Abstract Views: 247  |  PDF Views: 1

Authors

G. Rajashekar Reddy
Dept. of Mech. Engg., NITK, Surathkal, India
Sunil Magadum
Central Manufacturing Technology Institute (CMTI), Bangalore, India
M. Chellamalai
Central Manufacturing Technology Institute (CMTI), Bangalore, India
N. Balashanmugam
Central Manufacturing Technology Institute (CMTI), Bangalore, India

Abstract


Femtosecond laser micromachining of rectangular grooves on AISI3415 steel is investigated at 150 fs pulse duration and at a wavelength of 775nm.
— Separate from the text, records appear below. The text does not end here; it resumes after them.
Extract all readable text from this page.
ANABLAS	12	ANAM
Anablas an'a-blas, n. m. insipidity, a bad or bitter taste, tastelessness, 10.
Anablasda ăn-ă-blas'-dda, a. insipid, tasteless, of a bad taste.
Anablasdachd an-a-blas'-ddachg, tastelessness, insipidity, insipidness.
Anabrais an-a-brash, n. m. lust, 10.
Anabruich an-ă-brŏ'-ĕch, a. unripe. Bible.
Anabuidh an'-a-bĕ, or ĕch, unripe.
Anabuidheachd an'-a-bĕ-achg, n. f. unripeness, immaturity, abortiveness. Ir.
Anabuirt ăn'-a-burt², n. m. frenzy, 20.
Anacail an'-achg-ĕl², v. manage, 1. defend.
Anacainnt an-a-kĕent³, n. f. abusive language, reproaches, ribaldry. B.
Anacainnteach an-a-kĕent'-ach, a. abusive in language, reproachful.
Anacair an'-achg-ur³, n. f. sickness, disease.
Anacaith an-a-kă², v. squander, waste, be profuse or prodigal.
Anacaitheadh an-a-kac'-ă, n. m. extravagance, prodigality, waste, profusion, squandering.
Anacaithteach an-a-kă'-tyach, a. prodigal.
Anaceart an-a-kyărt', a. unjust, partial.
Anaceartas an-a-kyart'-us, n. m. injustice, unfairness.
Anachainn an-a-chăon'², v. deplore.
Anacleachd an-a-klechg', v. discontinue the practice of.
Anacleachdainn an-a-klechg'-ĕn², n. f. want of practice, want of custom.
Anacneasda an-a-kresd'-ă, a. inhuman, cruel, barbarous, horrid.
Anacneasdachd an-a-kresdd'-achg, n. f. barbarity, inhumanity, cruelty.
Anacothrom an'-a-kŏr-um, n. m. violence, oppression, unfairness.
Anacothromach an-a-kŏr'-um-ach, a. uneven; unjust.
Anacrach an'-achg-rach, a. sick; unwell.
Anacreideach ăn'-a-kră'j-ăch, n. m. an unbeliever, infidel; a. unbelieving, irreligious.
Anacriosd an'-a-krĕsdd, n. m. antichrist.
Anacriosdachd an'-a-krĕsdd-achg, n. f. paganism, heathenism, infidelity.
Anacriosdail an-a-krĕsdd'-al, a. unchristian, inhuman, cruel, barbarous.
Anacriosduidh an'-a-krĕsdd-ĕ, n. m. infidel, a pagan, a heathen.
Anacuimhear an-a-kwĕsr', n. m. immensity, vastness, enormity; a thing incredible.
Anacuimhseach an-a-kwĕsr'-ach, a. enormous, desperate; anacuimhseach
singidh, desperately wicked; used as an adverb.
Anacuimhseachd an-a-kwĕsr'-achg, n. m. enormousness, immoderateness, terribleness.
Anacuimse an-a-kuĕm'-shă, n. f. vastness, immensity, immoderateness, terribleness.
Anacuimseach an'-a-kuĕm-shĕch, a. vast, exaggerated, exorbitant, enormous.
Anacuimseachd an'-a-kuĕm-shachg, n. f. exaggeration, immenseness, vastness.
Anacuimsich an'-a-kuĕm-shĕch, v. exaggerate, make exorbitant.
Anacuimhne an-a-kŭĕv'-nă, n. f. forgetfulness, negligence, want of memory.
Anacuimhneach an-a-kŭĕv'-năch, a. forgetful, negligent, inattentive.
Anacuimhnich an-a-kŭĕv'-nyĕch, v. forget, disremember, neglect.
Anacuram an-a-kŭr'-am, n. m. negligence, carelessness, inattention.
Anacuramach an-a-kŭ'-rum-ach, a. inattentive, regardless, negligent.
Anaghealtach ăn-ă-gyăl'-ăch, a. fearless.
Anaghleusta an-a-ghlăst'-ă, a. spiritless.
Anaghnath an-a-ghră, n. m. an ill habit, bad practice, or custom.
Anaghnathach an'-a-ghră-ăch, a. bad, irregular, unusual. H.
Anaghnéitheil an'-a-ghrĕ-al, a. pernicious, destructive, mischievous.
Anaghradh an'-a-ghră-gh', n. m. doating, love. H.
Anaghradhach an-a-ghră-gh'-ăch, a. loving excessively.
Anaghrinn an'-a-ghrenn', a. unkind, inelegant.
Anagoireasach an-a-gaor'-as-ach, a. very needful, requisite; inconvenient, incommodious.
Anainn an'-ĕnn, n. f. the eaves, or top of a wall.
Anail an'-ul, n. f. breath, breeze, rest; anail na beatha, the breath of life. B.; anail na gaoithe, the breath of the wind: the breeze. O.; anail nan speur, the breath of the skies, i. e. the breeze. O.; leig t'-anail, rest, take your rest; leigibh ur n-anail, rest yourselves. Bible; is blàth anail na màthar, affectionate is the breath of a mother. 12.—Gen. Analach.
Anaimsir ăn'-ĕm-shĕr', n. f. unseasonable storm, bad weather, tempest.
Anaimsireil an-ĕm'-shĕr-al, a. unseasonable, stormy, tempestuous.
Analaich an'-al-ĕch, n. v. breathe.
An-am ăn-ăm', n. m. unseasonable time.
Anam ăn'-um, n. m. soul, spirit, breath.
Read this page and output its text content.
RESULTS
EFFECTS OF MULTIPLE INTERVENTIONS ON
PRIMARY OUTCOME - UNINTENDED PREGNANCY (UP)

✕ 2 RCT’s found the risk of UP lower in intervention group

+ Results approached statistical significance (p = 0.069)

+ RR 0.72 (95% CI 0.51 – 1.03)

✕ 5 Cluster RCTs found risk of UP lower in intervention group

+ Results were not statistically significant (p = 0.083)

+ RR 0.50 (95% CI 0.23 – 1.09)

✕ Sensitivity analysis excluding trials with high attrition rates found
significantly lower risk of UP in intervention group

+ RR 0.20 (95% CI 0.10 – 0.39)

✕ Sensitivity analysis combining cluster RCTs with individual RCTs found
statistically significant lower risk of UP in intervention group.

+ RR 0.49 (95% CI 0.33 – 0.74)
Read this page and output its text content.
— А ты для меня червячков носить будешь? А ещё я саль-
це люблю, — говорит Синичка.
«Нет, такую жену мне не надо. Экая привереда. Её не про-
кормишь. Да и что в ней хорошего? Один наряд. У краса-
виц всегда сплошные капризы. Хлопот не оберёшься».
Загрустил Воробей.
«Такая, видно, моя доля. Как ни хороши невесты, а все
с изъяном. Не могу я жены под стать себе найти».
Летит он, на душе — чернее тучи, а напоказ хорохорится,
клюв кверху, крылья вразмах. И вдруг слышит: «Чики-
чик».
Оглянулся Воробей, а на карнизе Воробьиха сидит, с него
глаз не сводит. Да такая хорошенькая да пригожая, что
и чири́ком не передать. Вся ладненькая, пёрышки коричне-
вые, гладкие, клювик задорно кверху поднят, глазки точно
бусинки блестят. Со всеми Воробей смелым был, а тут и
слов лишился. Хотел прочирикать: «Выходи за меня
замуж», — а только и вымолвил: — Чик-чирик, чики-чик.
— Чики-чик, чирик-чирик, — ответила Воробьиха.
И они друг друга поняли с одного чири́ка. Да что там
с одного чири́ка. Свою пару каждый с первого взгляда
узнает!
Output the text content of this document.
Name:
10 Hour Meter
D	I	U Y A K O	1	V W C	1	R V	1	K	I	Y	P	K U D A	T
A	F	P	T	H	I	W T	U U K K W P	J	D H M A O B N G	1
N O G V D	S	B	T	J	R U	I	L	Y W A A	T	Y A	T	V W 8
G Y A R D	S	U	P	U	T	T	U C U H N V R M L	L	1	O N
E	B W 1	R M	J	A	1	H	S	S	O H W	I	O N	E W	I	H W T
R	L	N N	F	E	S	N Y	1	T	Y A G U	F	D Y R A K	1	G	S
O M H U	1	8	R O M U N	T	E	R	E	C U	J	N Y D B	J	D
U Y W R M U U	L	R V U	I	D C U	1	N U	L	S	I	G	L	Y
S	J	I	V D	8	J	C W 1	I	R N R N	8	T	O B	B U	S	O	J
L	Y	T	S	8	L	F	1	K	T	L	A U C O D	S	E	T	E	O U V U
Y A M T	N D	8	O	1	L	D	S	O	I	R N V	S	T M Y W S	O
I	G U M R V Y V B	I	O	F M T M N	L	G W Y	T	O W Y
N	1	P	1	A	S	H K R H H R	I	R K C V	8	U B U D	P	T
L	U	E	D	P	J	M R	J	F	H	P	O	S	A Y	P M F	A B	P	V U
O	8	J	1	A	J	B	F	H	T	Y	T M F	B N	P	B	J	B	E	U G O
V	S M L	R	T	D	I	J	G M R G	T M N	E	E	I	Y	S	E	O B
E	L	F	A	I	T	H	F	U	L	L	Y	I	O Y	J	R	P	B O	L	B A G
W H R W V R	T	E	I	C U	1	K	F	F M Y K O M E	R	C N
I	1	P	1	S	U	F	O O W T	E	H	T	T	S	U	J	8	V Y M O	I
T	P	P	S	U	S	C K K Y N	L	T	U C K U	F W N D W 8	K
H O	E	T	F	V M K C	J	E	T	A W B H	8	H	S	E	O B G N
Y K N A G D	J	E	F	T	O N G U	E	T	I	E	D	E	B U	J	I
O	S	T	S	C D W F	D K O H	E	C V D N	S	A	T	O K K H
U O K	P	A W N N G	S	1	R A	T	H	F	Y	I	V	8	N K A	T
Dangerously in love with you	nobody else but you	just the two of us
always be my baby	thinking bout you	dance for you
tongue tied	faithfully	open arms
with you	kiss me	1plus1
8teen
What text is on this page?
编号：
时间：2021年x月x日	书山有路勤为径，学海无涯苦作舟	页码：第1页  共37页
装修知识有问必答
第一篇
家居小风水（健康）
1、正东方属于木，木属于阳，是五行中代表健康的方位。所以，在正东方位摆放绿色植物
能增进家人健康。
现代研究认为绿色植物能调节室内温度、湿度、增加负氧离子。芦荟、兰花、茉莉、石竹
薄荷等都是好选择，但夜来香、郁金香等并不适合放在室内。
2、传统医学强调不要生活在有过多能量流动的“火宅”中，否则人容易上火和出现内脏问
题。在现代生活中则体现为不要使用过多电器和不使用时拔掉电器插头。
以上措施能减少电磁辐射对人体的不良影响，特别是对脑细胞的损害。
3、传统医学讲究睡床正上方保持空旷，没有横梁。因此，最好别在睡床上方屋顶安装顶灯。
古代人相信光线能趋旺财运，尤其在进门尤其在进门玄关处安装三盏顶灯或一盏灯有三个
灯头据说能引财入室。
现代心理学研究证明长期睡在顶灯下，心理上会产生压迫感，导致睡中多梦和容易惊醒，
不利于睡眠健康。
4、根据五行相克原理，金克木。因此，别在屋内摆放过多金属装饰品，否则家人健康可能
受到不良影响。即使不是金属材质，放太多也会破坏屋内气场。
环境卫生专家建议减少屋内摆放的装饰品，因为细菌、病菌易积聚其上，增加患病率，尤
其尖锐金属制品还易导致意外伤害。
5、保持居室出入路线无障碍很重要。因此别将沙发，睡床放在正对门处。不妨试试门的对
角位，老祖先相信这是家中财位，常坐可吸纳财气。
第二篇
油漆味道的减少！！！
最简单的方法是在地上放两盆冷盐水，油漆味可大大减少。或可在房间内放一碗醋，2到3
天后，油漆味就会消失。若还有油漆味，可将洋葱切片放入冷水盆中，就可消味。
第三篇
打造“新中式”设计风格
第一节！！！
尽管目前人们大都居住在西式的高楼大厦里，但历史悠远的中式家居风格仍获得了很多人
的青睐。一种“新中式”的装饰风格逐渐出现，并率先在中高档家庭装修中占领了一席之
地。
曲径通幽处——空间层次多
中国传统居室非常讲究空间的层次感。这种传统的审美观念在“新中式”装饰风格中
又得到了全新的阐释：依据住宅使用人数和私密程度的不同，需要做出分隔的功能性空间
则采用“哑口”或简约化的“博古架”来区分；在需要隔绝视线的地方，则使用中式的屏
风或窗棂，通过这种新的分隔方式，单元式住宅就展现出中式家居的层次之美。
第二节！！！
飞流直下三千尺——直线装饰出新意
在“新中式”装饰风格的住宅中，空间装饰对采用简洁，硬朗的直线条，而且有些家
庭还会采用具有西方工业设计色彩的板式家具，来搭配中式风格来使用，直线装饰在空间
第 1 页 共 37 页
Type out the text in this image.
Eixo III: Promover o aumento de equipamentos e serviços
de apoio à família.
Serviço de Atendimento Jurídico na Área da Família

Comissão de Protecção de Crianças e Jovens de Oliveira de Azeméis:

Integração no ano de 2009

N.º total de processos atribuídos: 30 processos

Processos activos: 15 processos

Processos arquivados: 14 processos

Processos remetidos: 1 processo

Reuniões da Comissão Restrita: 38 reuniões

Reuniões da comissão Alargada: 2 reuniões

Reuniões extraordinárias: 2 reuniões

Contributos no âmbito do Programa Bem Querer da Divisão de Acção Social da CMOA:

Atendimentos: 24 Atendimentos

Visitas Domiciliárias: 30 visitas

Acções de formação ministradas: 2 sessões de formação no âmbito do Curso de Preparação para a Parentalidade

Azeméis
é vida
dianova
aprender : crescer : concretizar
In the present work, Laser process parameters such as spot size, feed rate and number of passes are optimized considering the multiple responses such as surface roughness (Ra) and depth of groove based on orthogonal array with grey relational analysis. A grey relational grade is calculated using grey analysis and process parameters are optimized based on signal to noise ratio. To validate the experimental result, verification test is performed. Experimental outcomes have proved that the responses in femtosecond laser micromachining can be enhanced efficiently through this approach.

Keywords


Femtosecond Laser, Micromachining, Laser Spot Size, Taguchi Grey Relational Analysis.